Night came swiftly, as it so often did in the winter. Soon Jennifer was once more comfortable in her warm bed, and soon she was once more uncomfortable with the intensity of the persistent rain. Once more she rose from her bed and, using the post as a crutch, she chose to forsake her restless gurney for a few hours.
The floor felt far from warm on her walk tonight, but it no longer scythed at her feet, rather kissed them like cool petals. Jennifer released two streams of fire from her nose. She was now a dragon under the half-full moon. Concluding that she was beginning to grow accustomed to the cold, she moved onward. As there was only one floor to the manor, and that floor was compromised solely of stone, the girl made no noise as she moved. This was the same for any other girl or woman who traversed this dark, lonely path.

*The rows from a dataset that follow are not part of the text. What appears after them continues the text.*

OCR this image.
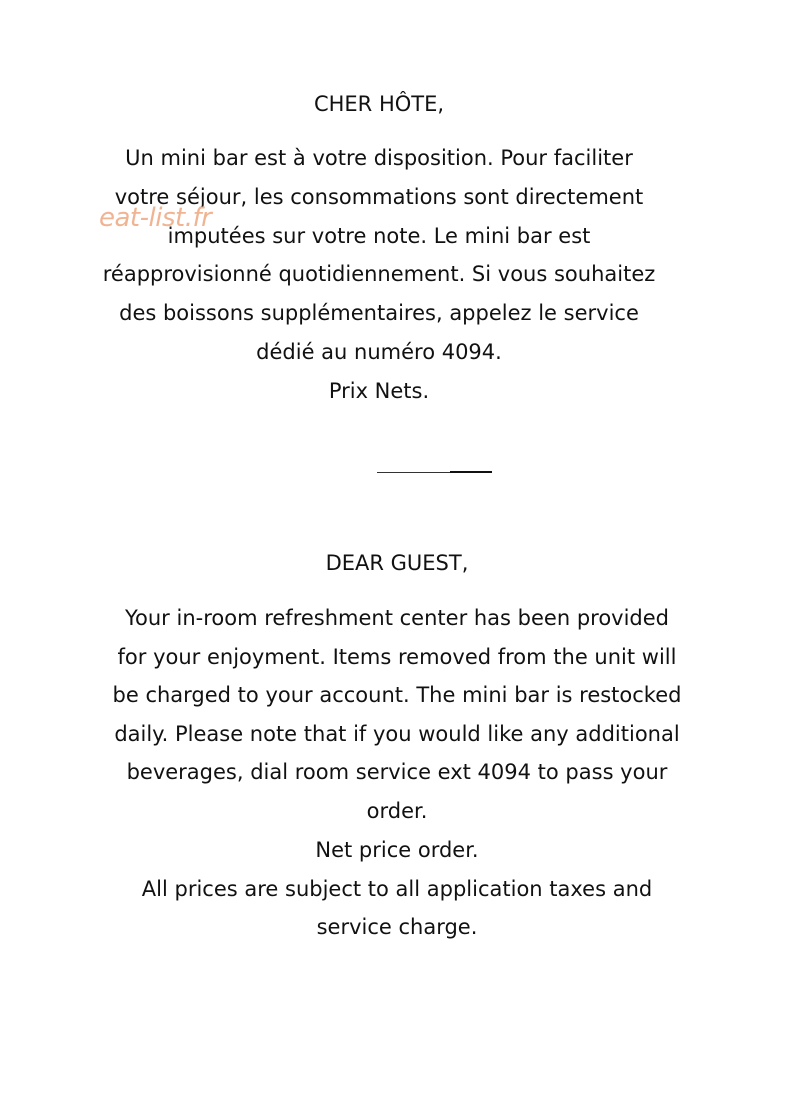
CHER HÔTE,
Un mini bar est à votre disposition. Pour faciliter
votre séjour, les consommations sont directement
imputées sur votre note. Le mini bar est
réapprovisionné quotidiennement. Si vous souhaitez
des boissons supplémentaires, appelez le service
dédié au numéro 4094.
Prix Nets.
eat-list.fr
DEAR GUEST,
Your in-room refreshment center has been provided
for your enjoyment. Items removed from the unit will
be charged to your account. The mini bar is restocked
daily. Please note that if you would like any additional
beverages, dial room service ext 4094 to pass your
order.
Net price order.
All prices are subject to all application taxes and
service charge.
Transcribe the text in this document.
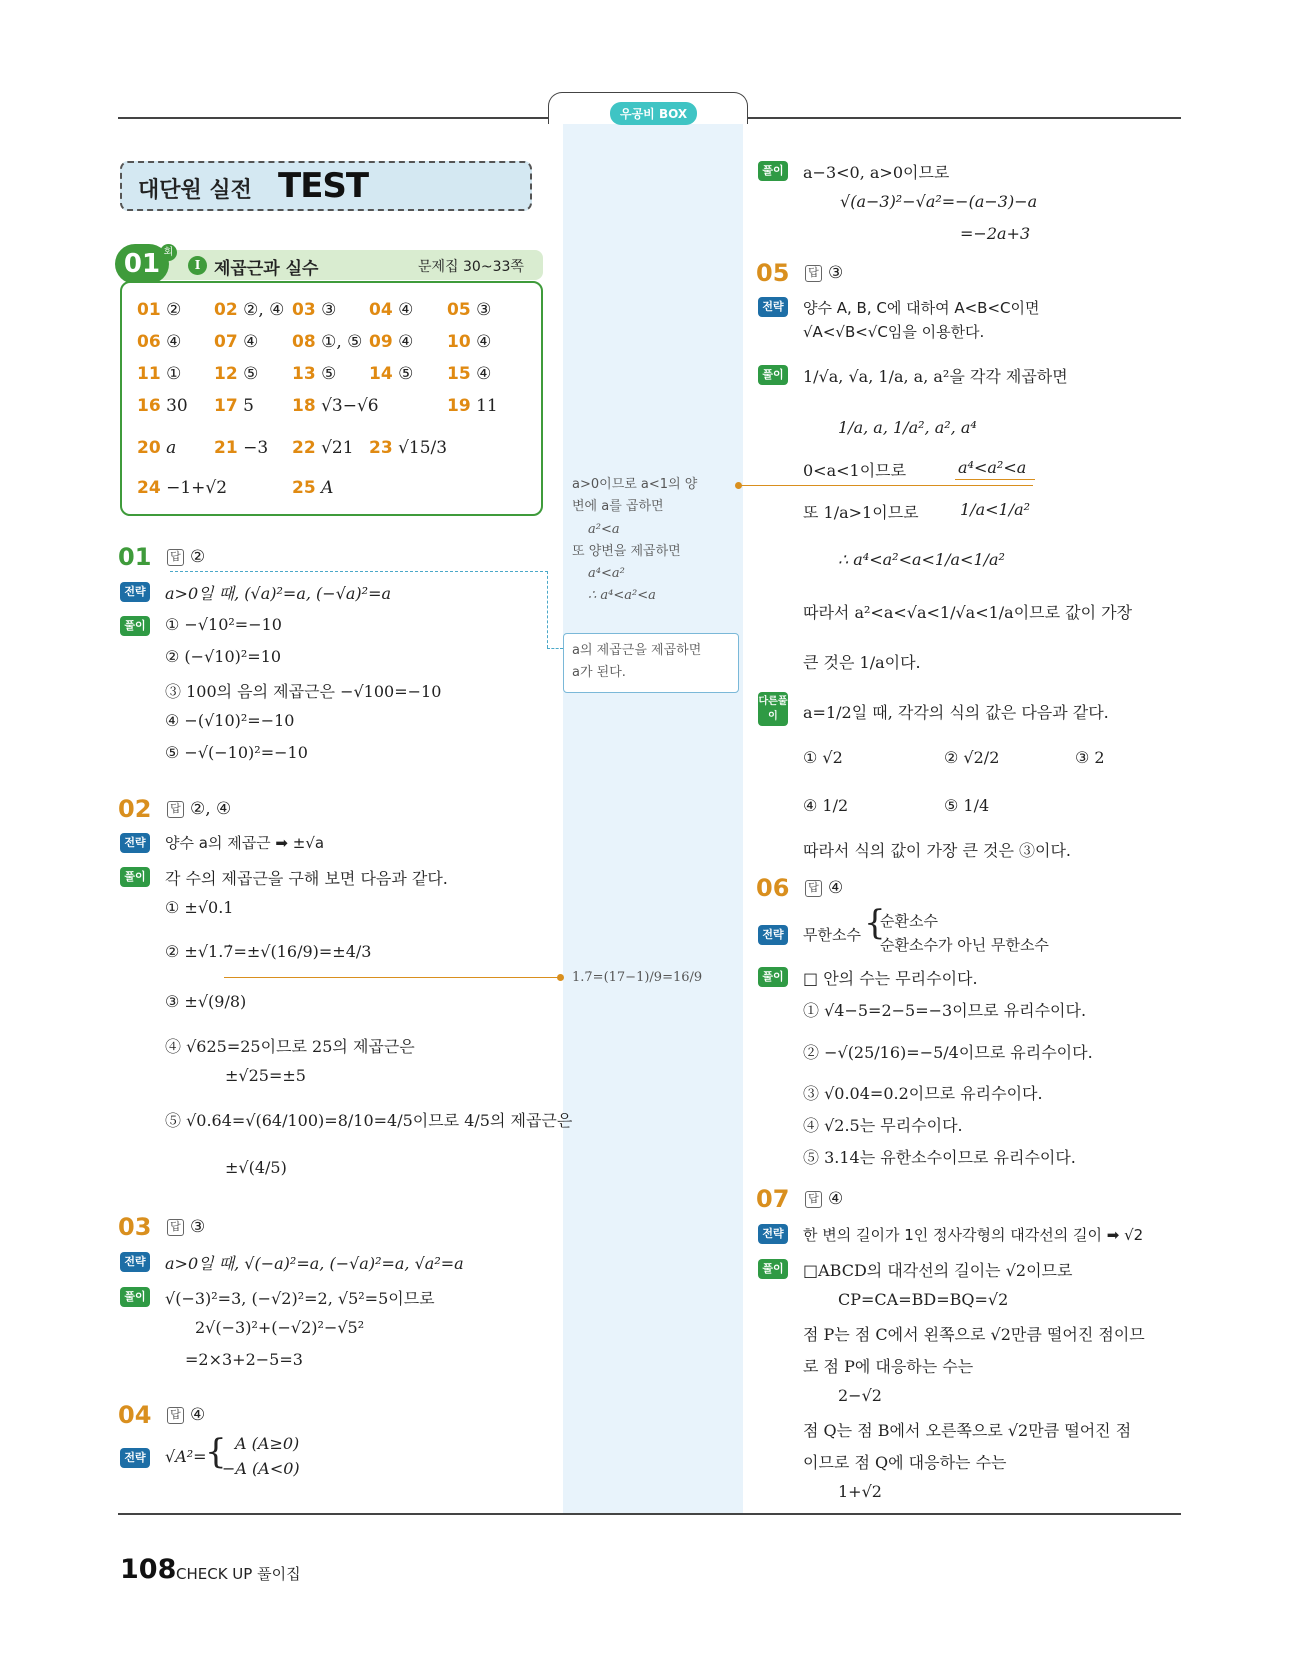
우공비 BOX
대단원 실전 TEST
제곱근과 실수	문제집 30~33쪽
01 회
I
01 ② 02 ②, ④ 03 ③ 04 ④ 05 ③
06 ④ 07 ④ 08 ①, ⑤ 09 ④ 10 ④
11 ① 12 ⑤ 13 ⑤ 14 ⑤ 15 ④
16 30 17 5 18 √3−√6	19 11
20 a 21 −3 22 √21 23 √15/3
24 −1+√2	25 A
01 답 ②
전략 a>0일 때, (√a)²=a, (−√a)²=a
풀이 ① −√10²=−10
② (−√10)²=10
③ 100의 음의 제곱근은 −√100=−10
④ −(√10)²=−10
⑤ −√(−10)²=−10
02 답 ②, ④
전략 양수 a의 제곱근 ➡ ±√a
풀이 각 수의 제곱근을 구해 보면 다음과 같다.
① ±√0.1
② ±√1.7̇=±√(16/9)=±4/3
③ ±√(9/8)
④ √625=25이므로 25의 제곱근은
±√25=±5
⑤ √0.64=√(64/100)=8/10=4/5이므로 4/5의 제곱근은
±√(4/5)
03 답 ③
전략 a>0일 때, √(−a)²=a, (−√a)²=a, √a²=a
풀이 √(−3)²=3, (−√2)²=2, √5²=5이므로
2√(−3)²+(−√2)²−√5²
=2×3+2−5=3
04 답 ④
전략 √A²=
{ A (A≥0)
−A (A<0)
a>0이므로 a<1의 양
변에 a를 곱하면
a²<a
또 양변을 제곱하면
a⁴<a²
∴ a⁴<a²<a
a의 제곱근을 제곱하면
a가 된다.
1.7̇=(17−1)/9=16/9
풀이 a−3<0, a>0이므로
√(a−3)²−√a²=−(a−3)−a
=−2a+3
05 답 ③
전략 양수 A, B, C에 대하여 A<B<C이면
√A<√B<√C임을 이용한다.
풀이 1/√a, √a, 1/a, a, a²을 각각 제곱하면
1/a, a, 1/a², a², a⁴
0<a<1이므로	a⁴<a²<a
또 1/a>1이므로	1/a<1/a²
∴ a⁴<a²<a<1/a<1/a²
따라서 a²<a<√a<1/√a<1/a이므로 값이 가장
큰 것은 1/a이다.
다른풀이	a=1/2일 때, 각각의 식의 값은 다음과 같다.
① √2	② √2/2	③ 2
④ 1/2	⑤ 1/4
따라서 식의 값이 가장 큰 것은 ③이다.
06 답 ④
전략 무한소수 {
순환소수
순환소수가 아닌 무한소수
풀이 □ 안의 수는 무리수이다.
① √4−5=2−5=−3이므로 유리수이다.
② −√(25/16)=−5/4이므로 유리수이다.
③ √0.04=0.2이므로 유리수이다.
④ √2.5는 무리수이다.
⑤ 3.14는 유한소수이므로 유리수이다.
07 답 ④
전략 한 변의 길이가 1인 정사각형의 대각선의 길이 ➡ √2
풀이 □ABCD의 대각선의 길이는 √2이므로
CP=CA=BD=BQ=√2
점 P는 점 C에서 왼쪽으로 √2만큼 떨어진 점이므
로 점 P에 대응하는 수는
2−√2
점 Q는 점 B에서 오른쪽으로 √2만큼 떨어진 점
이므로 점 Q에 대응하는 수는
1+√2
108 CHECK UP 풀이집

Jennifer became mesmerised by the dancing shadows of the night. She had been here two years. By now she knew each of the natural shapes that could occur in her halls. The shadow at the end of the hall wasn’t one of these. She soon recognised the shadow as a young girl, allowing her fears to quell. This girl ran into the nearest room; Sophie's room. Jennifer was no cautious person. She strode casually to the room, peered past the door and whispered.

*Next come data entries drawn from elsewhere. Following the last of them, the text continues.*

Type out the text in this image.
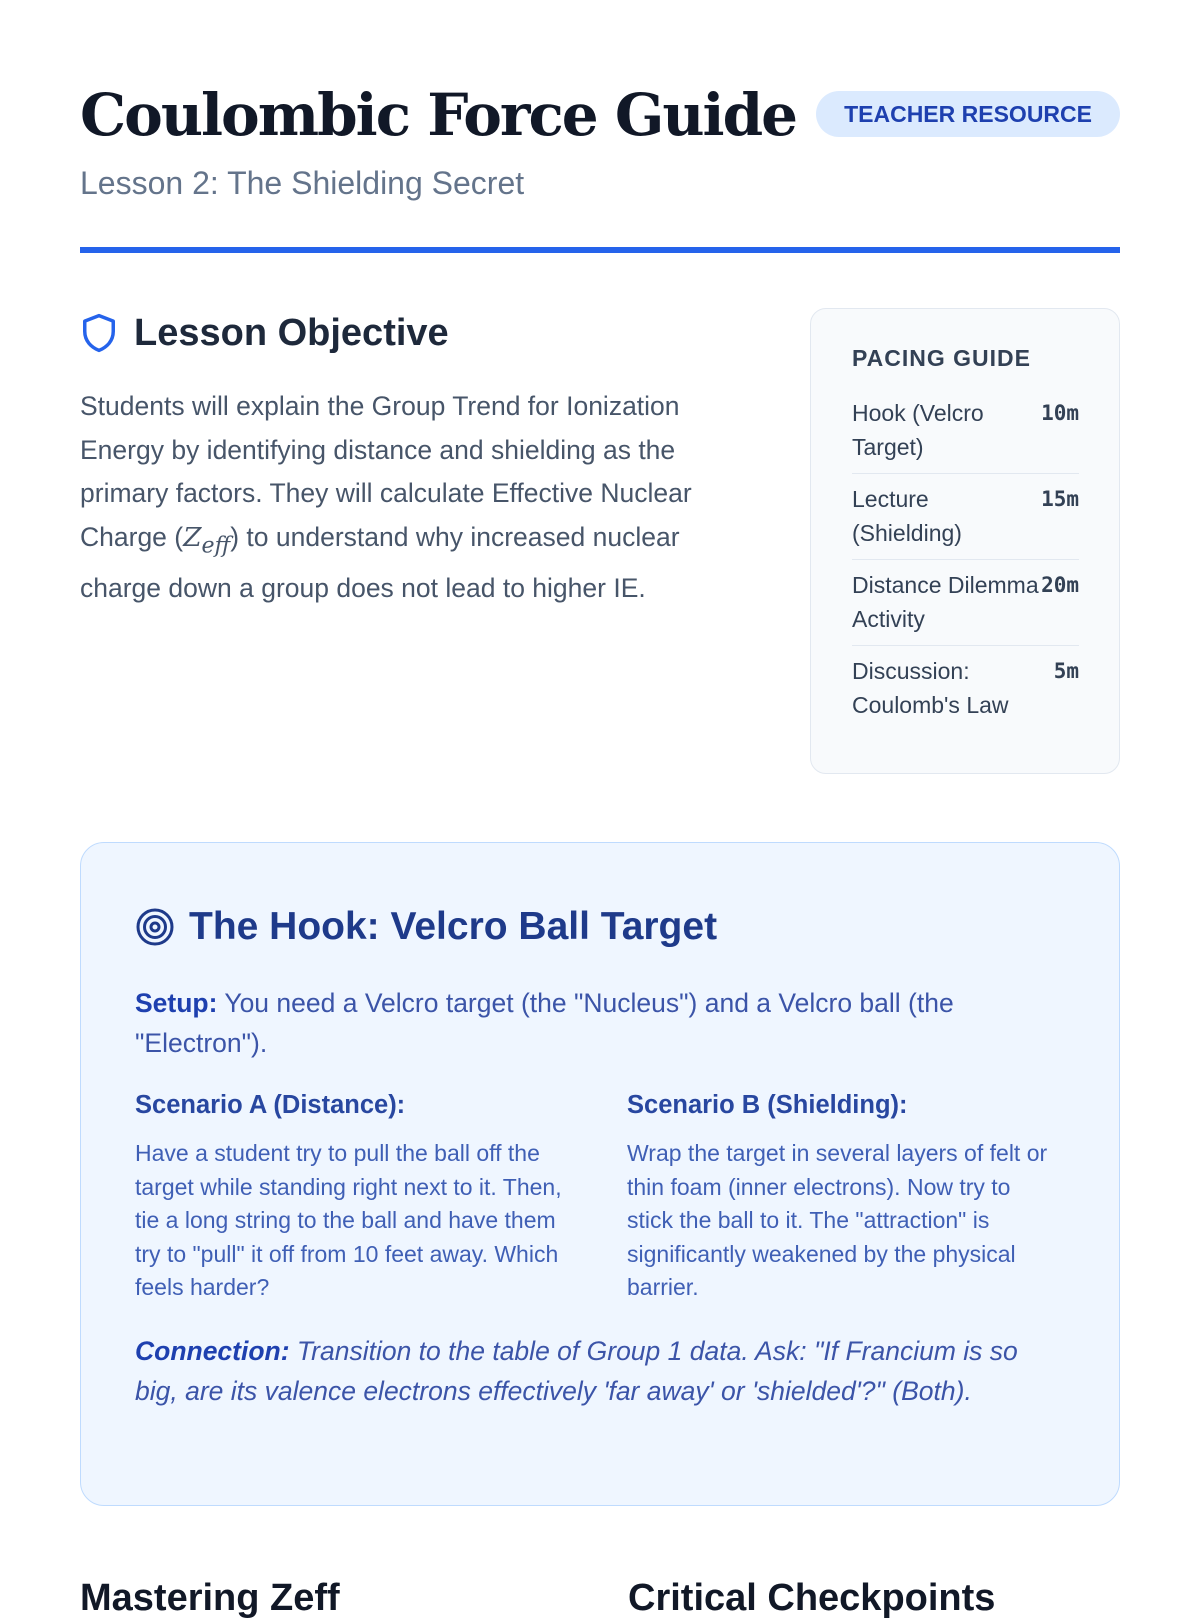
Coulombic Force Guide
Lesson 2: The Shielding Secret
TEACHER RESOURCE
Lesson Objective
Students will explain the Group Trend for Ionization Energy by identifying distance and shielding as the primary factors. They will calculate Effective Nuclear Charge $(Z_{eff})$ to understand why increased nuclear charge down a group does not lead to higher IE.
PACING GUIDE
Hook (Velcro Target)
10m
Lecture (Shielding)
15m
Distance Dilemma Activity
20m
Discussion: Coulomb's Law
5m
The Hook: Velcro Ball Target
Setup: You need a Velcro target (the "Nucleus") and a Velcro ball (the "Electron").
Scenario A (Distance):
Have a student try to pull the ball off the target while standing right next to it. Then, tie a long string to the ball and have them try to "pull" it off from 10 feet away. Which feels harder?
Scenario B (Shielding):
Wrap the target in several layers of felt or thin foam (inner electrons). Now try to stick the ball to it. The "attraction" is significantly weakened by the physical barrier.
Connection: Transition to the table of Group 1 data. Ask: "If Francium is so big, are its valence electrons effectively 'far away' or 'shielded'?" (Both).
Mastering Zeff	Critical Checkpoints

“Is anyone awake?” she asked of the night, enchanted by the fog she was creating.
“Yes Jennifer, it's me, Sophie. Why are you back here tonight? You shouldn't be out of bed again.”
“I couldn't sleep, and I don’t think I ever will again if the rain doesn’t stop!” She threw her hands up to the sky as if to command the weather. She sighed at her failure. “But what about you?”
“I feel the same...” she paused, “I wish I could sleep in your room.”
“Oh! I'd love that too, but I doubt Miss Wallace would ever let us.” There was a pause in the silent room, followed by Sophie's suggestion.
“Are you sure?” A moment of silence lay in the air. “What would be the harm in asking?” This received a resounding nod of approval, which resulted in Jennifer's departure. She backed out of the doorway intent on raising the suggestion in the coming day.
She softly shut the door. As she turned to walk away, Jennifer once more felt a distinct pull on her shoulder. Turning around, she once again discovered the door handle that had attacked her the previous night. Now the young girl had two points to raise to her mentor.
Gliding softly back to her room, she reached out to her bedpost for support and lay down. Once comfortable, despite the rain, she fell swiftly to sleep as she thought ahead to tomorrow's comforts. She wasn’t to remember much of what she dreamt of that night, although once more she jolted awake in the same way that she had the previous morning.